Rodney Brooks on limitations of generative AI

Perceived capabilities and limits of LLMs

  • Many see current models as powerful but brittle: great on small, well-scoped tasks; unreliable on complex, open-ended, or safety‑critical work.
  • Some argue “AI is just ML” and dislike the term “artificial intelligence”; others think “AI” is fine as an umbrella for optimization, control, and learning systems.
  • Several note that LLMs excel at language tasks that robots historically did not (writing, summarizing, translation), but don’t solve hard physical tasks like warehouse manipulation.
  • Disagreement over whether these systems are “super‑intelligent”: some point to unmatched breadth and speed of recall; others say they lack true reasoning, truth concepts, and autonomy.

Usefulness in practice

  • Developers report strong gains on small code changes, boilerplate, and unfamiliar libraries, with iterative correction by a human.
  • “Look-good-but-broken” outputs are acceptable when a human can diagnose and fix them; unacceptable where autonomy or guaranteed correctness is required.
  • Creative tools (e.g., image generation) speed workflows but still rely heavily on human taste, domain knowledge, and post‑processing.

AI vs. ML, thinking, and consciousness

  • Long subthread debates whether machines can ever be conscious or think; positions range from strict materialism to idealist views where consciousness is fundamental.
  • Some argue thinking doesn’t require consciousness; others insist understanding and genuine creativity do.
  • Several call discussions of consciousness a distraction from practical intelligence and engineering.

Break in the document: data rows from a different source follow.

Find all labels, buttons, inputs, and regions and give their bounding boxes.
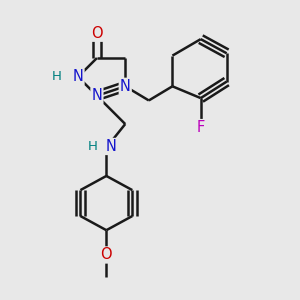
Text: N: N bbox=[73, 69, 83, 84]
Text: N: N bbox=[92, 88, 102, 103]
Text: F: F bbox=[196, 120, 205, 135]
Text: N: N bbox=[120, 79, 131, 94]
Text: N: N bbox=[106, 139, 116, 154]
Text: H: H bbox=[52, 70, 62, 83]
Text: H: H bbox=[87, 140, 97, 153]
Text: O: O bbox=[91, 26, 103, 41]
Text: O: O bbox=[100, 248, 112, 262]
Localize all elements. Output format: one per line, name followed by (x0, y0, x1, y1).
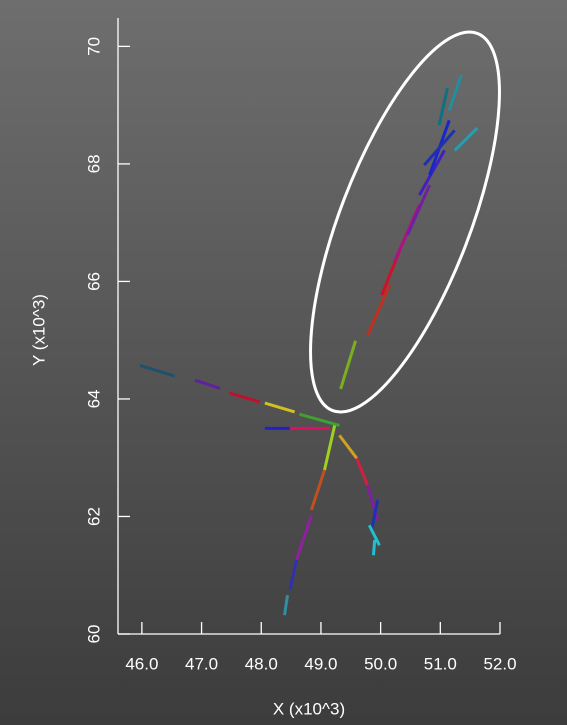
background (0, 0, 567, 725)
y-tick-label: 60 (84, 625, 103, 644)
x-tick-label: 50.0 (364, 654, 397, 673)
x-tick-label: 51.0 (424, 654, 457, 673)
page: X (x10^3) Y (x10^3) 46.0 47.0 48.0 49.0 50.0… (0, 0, 567, 725)
x-tick-label: 48.0 (245, 654, 278, 673)
y-tick-label: 68 (84, 154, 103, 173)
y-tick-label: 64 (84, 389, 103, 408)
x-tick-label: 47.0 (185, 654, 218, 673)
chart: X (x10^3) Y (x10^3) 46.0 47.0 48.0 49.0 50.0… (0, 0, 567, 725)
x-tick-label: 52.0 (483, 654, 516, 673)
x-tick-label: 49.0 (304, 654, 337, 673)
track (373, 540, 374, 555)
y-tick-label: 66 (84, 272, 103, 291)
y-tick-label: 62 (84, 507, 103, 526)
x-axis-title: X (x10^3) (273, 699, 345, 718)
y-axis-title: Y (x10^3) (29, 294, 48, 366)
y-tick-label: 70 (84, 37, 103, 56)
x-tick-label: 46.0 (125, 654, 158, 673)
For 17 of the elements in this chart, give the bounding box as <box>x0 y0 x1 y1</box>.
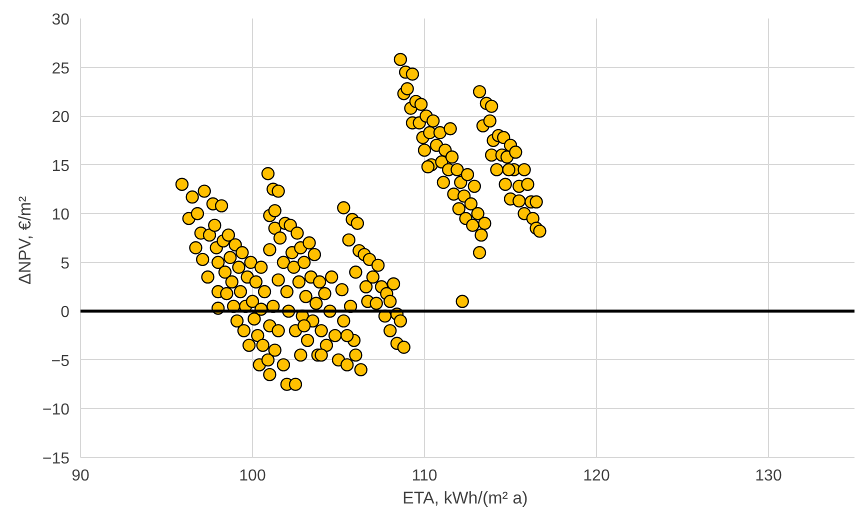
x-tick-label: 100 <box>239 468 266 484</box>
y-tick-label: −5 <box>51 352 70 370</box>
y-tick-label: 20 <box>52 109 70 126</box>
x-tick-label: 130 <box>755 468 782 484</box>
x-axis-title: ETA, kWh/(m² a) <box>402 488 528 508</box>
y-axis-title: ΔNPV, €/m² <box>15 196 34 284</box>
y-tick-label: 0 <box>60 304 70 322</box>
y-tick-label: 10 <box>52 206 70 224</box>
x-tick-label: 120 <box>583 468 610 484</box>
y-tick-label: 30 <box>52 12 70 28</box>
x-tick-label: 90 <box>72 468 90 484</box>
x-tick-label: 110 <box>412 468 438 484</box>
y-tick-label: 25 <box>52 60 70 78</box>
y-tick-label: 15 <box>52 158 70 175</box>
y-tick-label: −10 <box>42 402 70 419</box>
y-tick-label: −15 <box>42 450 70 468</box>
y-tick-label: 5 <box>60 255 70 272</box>
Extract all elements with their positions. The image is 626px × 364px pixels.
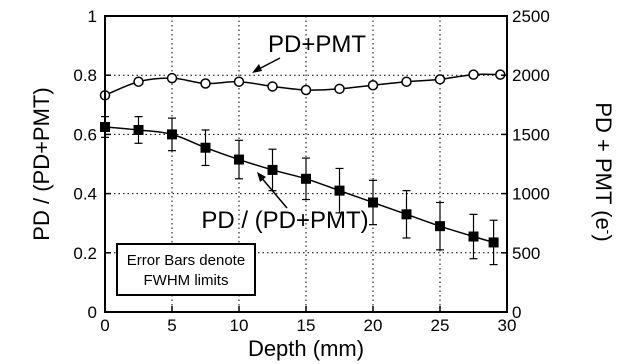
ratio-arrowhead — [257, 172, 266, 182]
data-point-square — [133, 124, 144, 135]
x-tick-label: 0 — [100, 316, 109, 335]
data-point-circle — [334, 83, 345, 95]
x-tick-label: 5 — [167, 316, 176, 335]
data-point-square — [435, 221, 445, 232]
data-point-square — [234, 154, 244, 165]
data-point-square — [368, 197, 378, 208]
data-point-circle — [166, 72, 178, 84]
y-axis-right-label: PD + PMT (e-) — [591, 102, 617, 241]
x-tick-label: 10 — [230, 316, 249, 335]
data-point-square — [167, 129, 177, 140]
y-right-tick-label: 2500 — [512, 7, 550, 26]
data-point-circle — [367, 80, 379, 91]
data-point-circle — [200, 78, 211, 89]
data-point-circle — [401, 76, 412, 87]
y-right-tick-label: 1500 — [512, 125, 550, 144]
y-right-tick-label: 2000 — [512, 66, 550, 85]
data-point-square — [200, 142, 211, 153]
pdpmt-series-annotation: PD+PMT — [268, 31, 366, 58]
data-point-circle — [468, 69, 479, 80]
data-point-circle — [267, 81, 278, 92]
data-point-square — [488, 237, 499, 248]
y-right-tick-label: 500 — [512, 244, 540, 263]
y-left-tick-label: 0.8 — [73, 66, 97, 85]
data-point-circle — [434, 74, 446, 85]
x-tick-label: 20 — [364, 316, 383, 335]
data-point-circle — [300, 84, 312, 96]
note-line-1: Error Bars denote — [127, 252, 245, 269]
chart-marks — [99, 69, 506, 266]
y-axis-left-label: PD / (PD+PMT) — [29, 87, 54, 240]
data-point-circle — [233, 76, 245, 87]
data-point-square — [401, 209, 412, 220]
y-left-tick-label: 0 — [88, 303, 97, 322]
tick-labels: 0 5 10 15 20 25 3000.20.40.60.8105001000150020… — [73, 7, 549, 335]
x-axis-label: Depth (mm) — [248, 336, 364, 361]
y-right-tick-label: 1000 — [512, 185, 550, 204]
data-point-square — [267, 164, 278, 175]
y-left-tick-label: 1 — [88, 7, 97, 26]
y-left-tick-label: 0.6 — [73, 125, 97, 144]
data-point-square — [334, 185, 345, 196]
data-point-circle — [133, 76, 144, 87]
pdpmt-arrowhead — [252, 64, 262, 73]
ratio-series-annotation: PD / (PD+PMT) — [201, 207, 368, 234]
y-left-tick-label: 0.2 — [73, 244, 97, 263]
ratio-annotation-arrow — [259, 175, 288, 209]
x-tick-label: 25 — [431, 316, 450, 335]
y-left-tick-label: 0.4 — [73, 185, 97, 204]
note-line-2: FWHM limits — [144, 272, 229, 289]
data-point-square — [301, 173, 311, 184]
x-tick-label: 30 — [498, 316, 517, 335]
data-point-square — [468, 231, 479, 242]
y-right-tick-label: 0 — [512, 303, 521, 322]
x-tick-label: 15 — [297, 316, 316, 335]
error-bar-note-box: Error Bars denote FWHM limits — [116, 243, 256, 296]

Scaling, data, and “exponential growth”

  • Thread challenges naive extrapolation (e.g., iPod storage) as a guide to AI scaling; exponentials typically bend into sigmoids due to physical and economic limits.
  • Some say adding more parameters/data has clearly improved models so far; others cite capacity ceilings (e.g., VC dimension), diminishing returns, and the risk of low‑quality data.
  • Debate over whether more context always improves decisions; concerns about overload, irrelevance, and hallucinations.

Robotics and physical-world tasks

  • Historical robotics work is discussed: simple, reactive architectures (e.g., for vacuums) succeeded; more ambitious “human-level” robots largely failed commercially.
  • Commenters align this with a cautious view: narrow, reliable systems with fallbacks may be more valuable than grand “general” robots in the near term.

Enterprise tooling and integration

  • Strong demand for practical integrations: summarizing long email threads, searching org knowledge, querying Slack/Outlook history.
  • Some of these already exist (e.g., commercial copilots) but are paywalled and raise privacy, access-control, and hallucination concerns.
  • View that “LLM as a component” inside traditional software is more realistic than “LLM is the whole program.”